De rechtbank stelt vast dat de brief van 28 juni 2016 handgeschreven en ondertekend is door [naam gemachtigde1] in persoon. Met het college gaat de rechtbank ervan uit dat de brief door de privépersoon [naam gemachtigde1] is ingediend. Het college heeft in het verweerschrift terecht erop gewezen dat uit de brief niet blijkt dat [naam gemachtigde1] heeft beoogd de brief mede namens de B.V. te schrijven.
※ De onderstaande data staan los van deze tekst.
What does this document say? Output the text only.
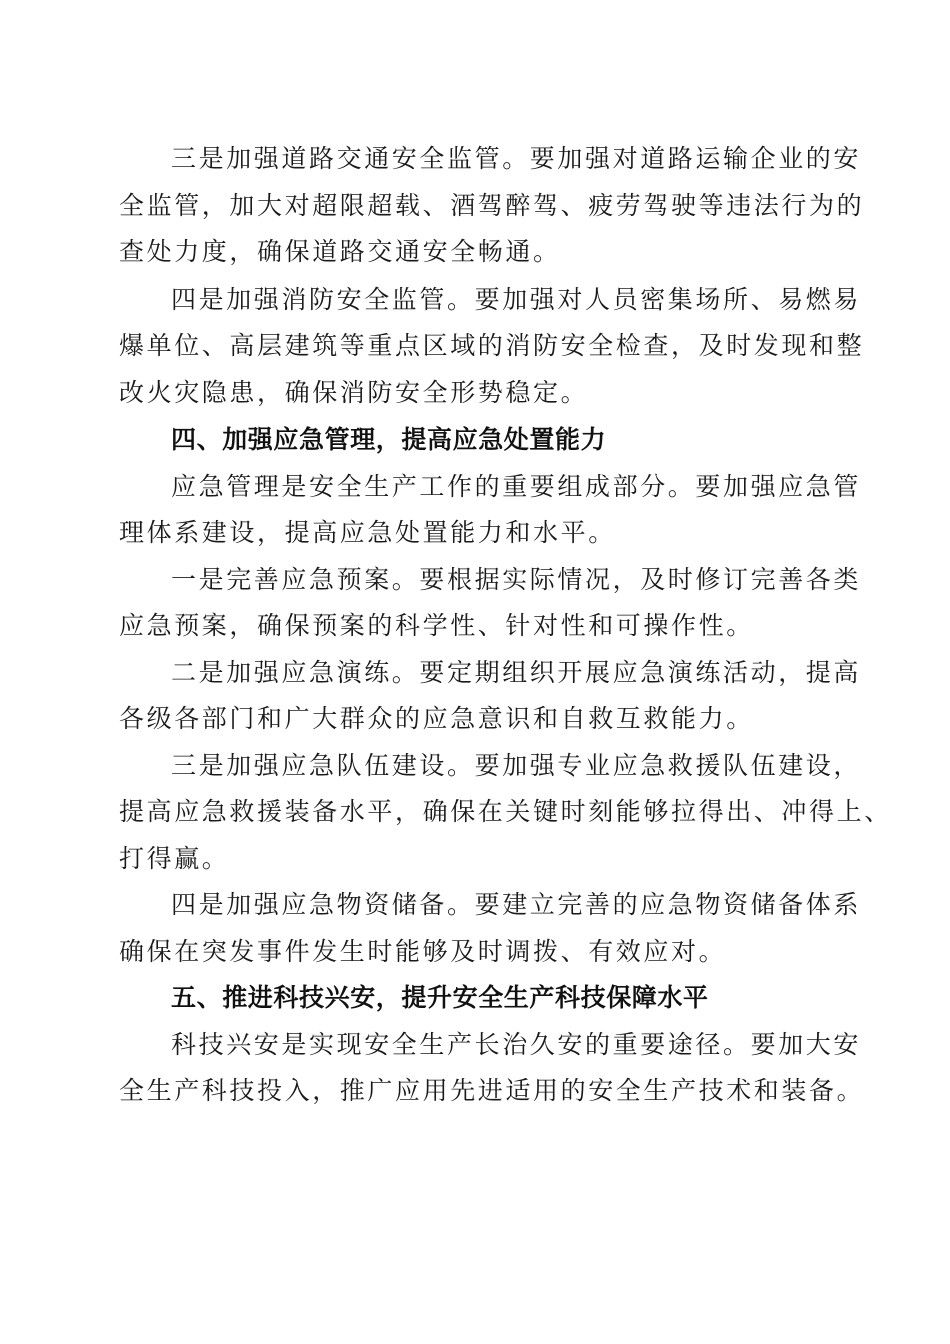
三是加强道路交通安全监管。要加强对道路运输企业的安
全监管，加大对超限超载、酒驾醉驾、疲劳驾驶等违法行为的
查处力度，确保道路交通安全畅通。
四是加强消防安全监管。要加强对人员密集场所、易燃易
爆单位、高层建筑等重点区域的消防安全检查，及时发现和整
改火灾隐患，确保消防安全形势稳定。
四、加强应急管理，提高应急处置能力
应急管理是安全生产工作的重要组成部分。要加强应急管
理体系建设，提高应急处置能力和水平。
一是完善应急预案。要根据实际情况，及时修订完善各类
应急预案，确保预案的科学性、针对性和可操作性。
二是加强应急演练。要定期组织开展应急演练活动，提高
各级各部门和广大群众的应急意识和自救互救能力。
三是加强应急队伍建设。要加强专业应急救援队伍建设，
提高应急救援装备水平，确保在关键时刻能够拉得出、冲得上、
打得赢。
四是加强应急物资储备。要建立完善的应急物资储备体系
确保在突发事件发生时能够及时调拨、有效应对。
五、推进科技兴安，提升安全生产科技保障水平
科技兴安是实现安全生产长治久安的重要途径。要加大安
全生产科技投入，推广应用先进适用的安全生产技术和装备。
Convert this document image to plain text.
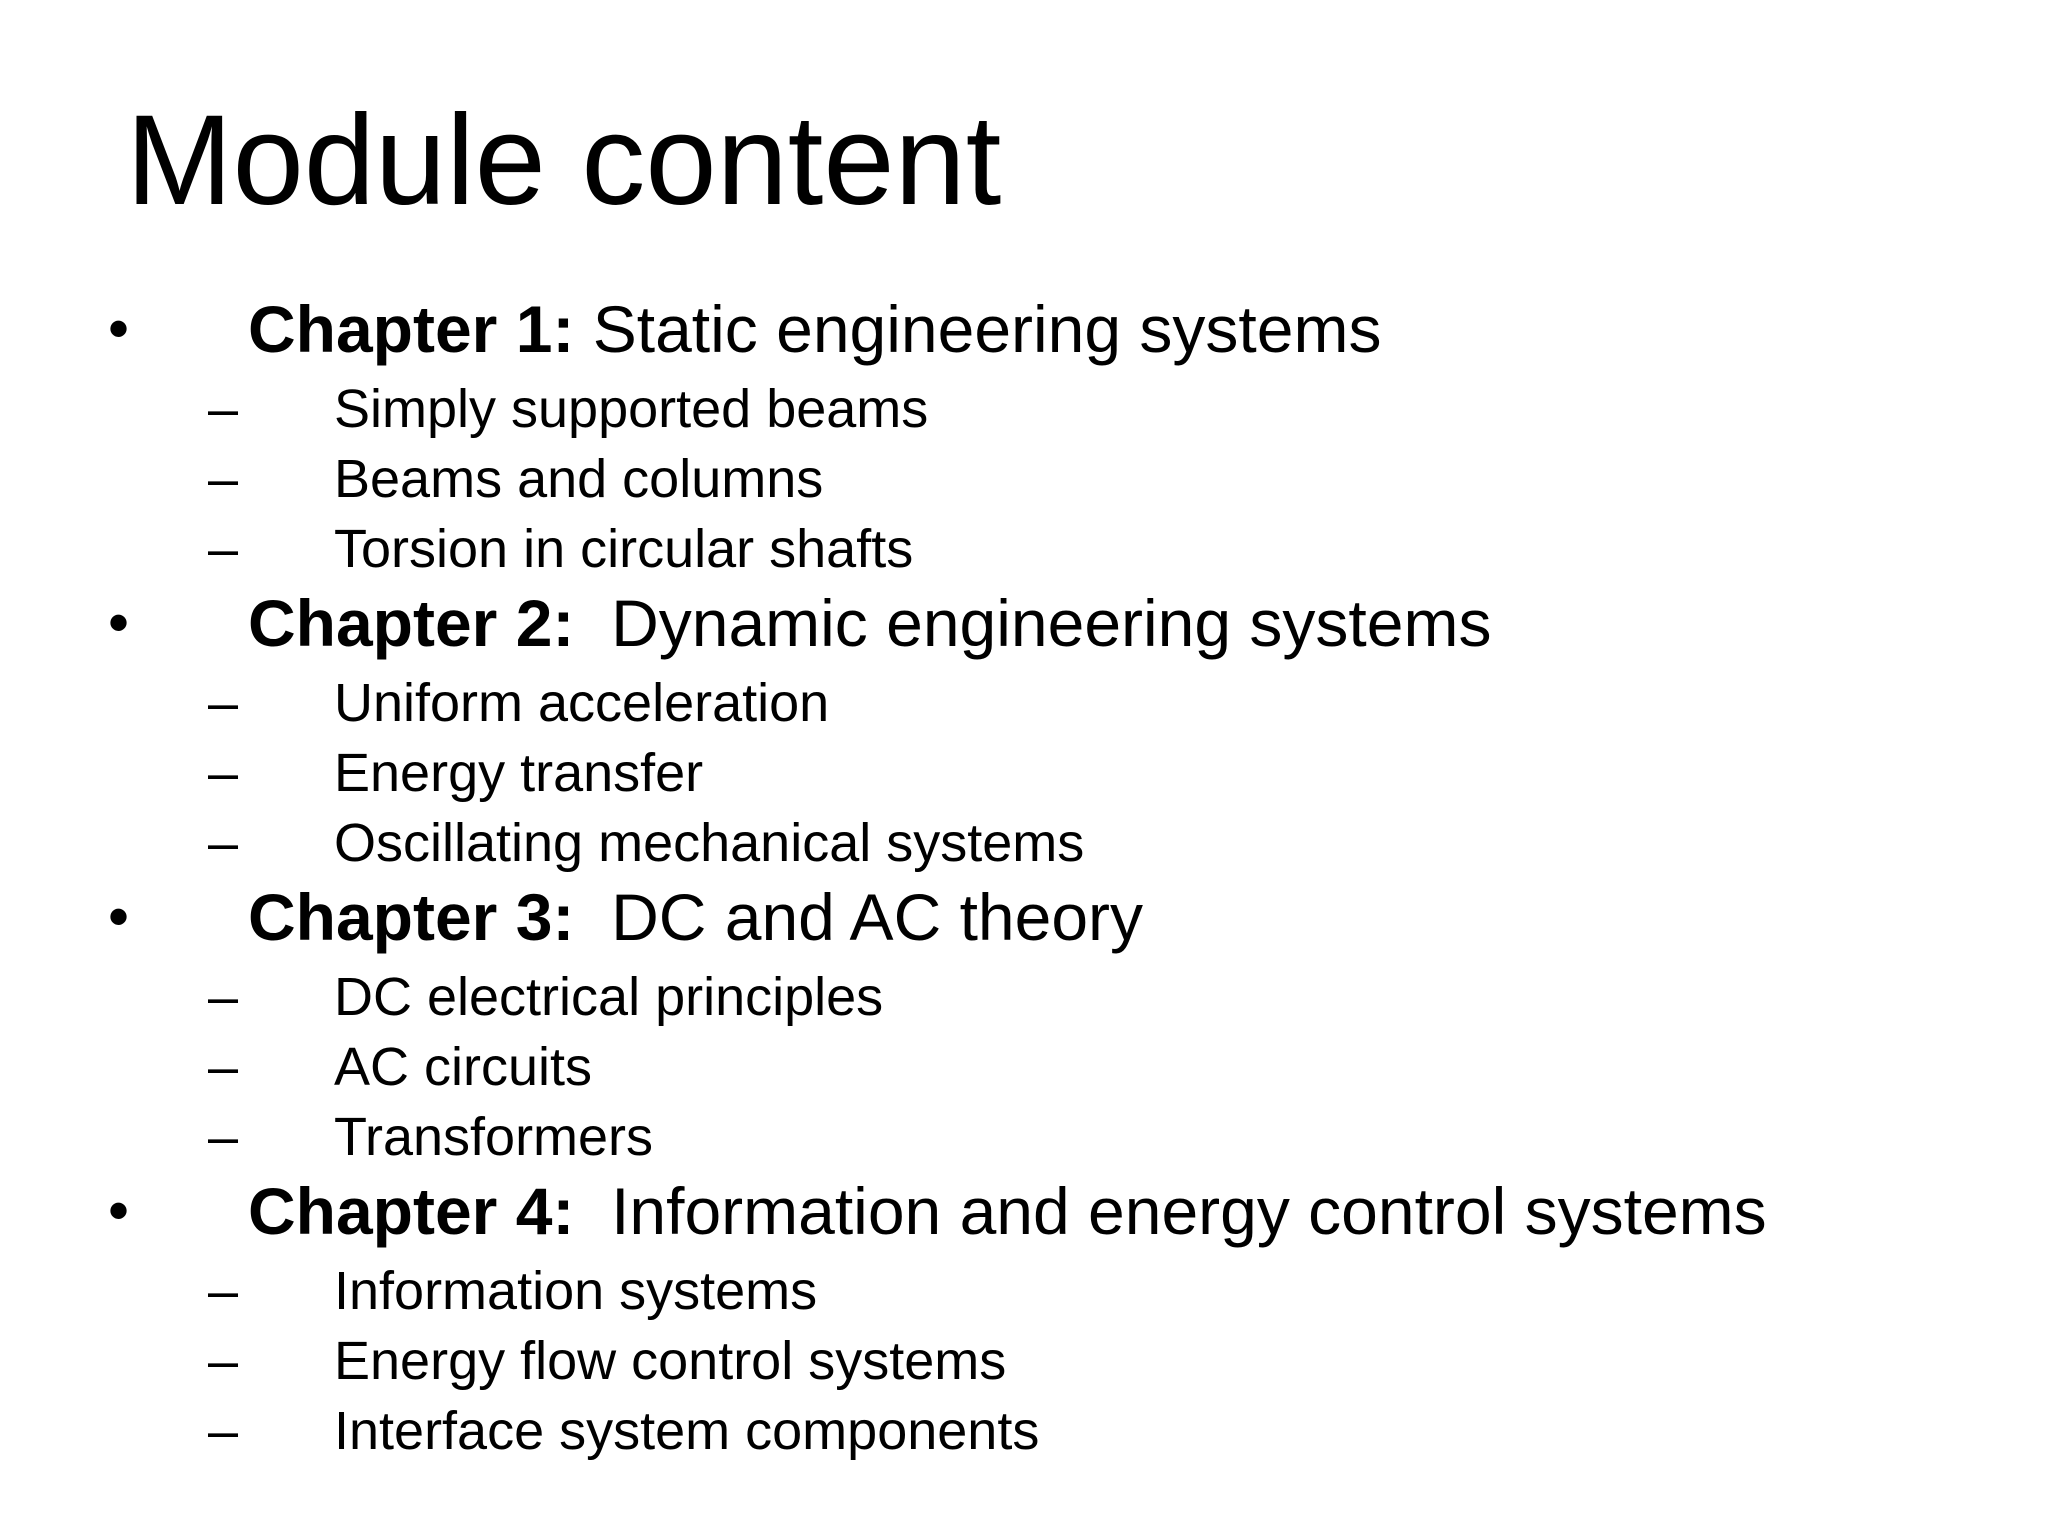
Module content
• Chapter 1: Static engineering systems
– Simply supported beams
– Beams and columns
– Torsion in circular shafts
• Chapter 2: Dynamic engineering systems
– Uniform acceleration
– Energy transfer
– Oscillating mechanical systems
• Chapter 3: DC and AC theory
– DC electrical principles
– AC circuits
– Transformers
• Chapter 4: Information and energy control systems
– Information systems
– Energy flow control systems
– Interface system components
Ter zitting heeft [naam gemachtigde1] desgevraagd bevestigd dat hij vaker brieven schrijft naar de gemeente, dat hij dat eerder ook wel met handgeschreven brieven heeft gedaan en dat, wanneer hij namens [naam eiser2] schrijft, hij dat doorgaans niet met handgeschreven brieven doet.
De rechtbank stelt voorts vast dat de brief van [naam gemachtigde1] vijf pagina’s telt en dat boven de brief als onderwerp is vermeld: ‘Diverse hangijzers gemeente Oisterwijk’. Vervolgens zijn op de eerste pagina in de eerste alinea genummerd weergegeven de hangijzers die in de brief aan de orde zullen komen:
KVL-terrein herinrichting;
vluchtelingendiscussie;
discussie gras/plein aan De Lind tegenover het gemeentehuis.
Direct daaronder is vermeld dat [naam gemachtigde1] zijn visie per punt zal weergeven.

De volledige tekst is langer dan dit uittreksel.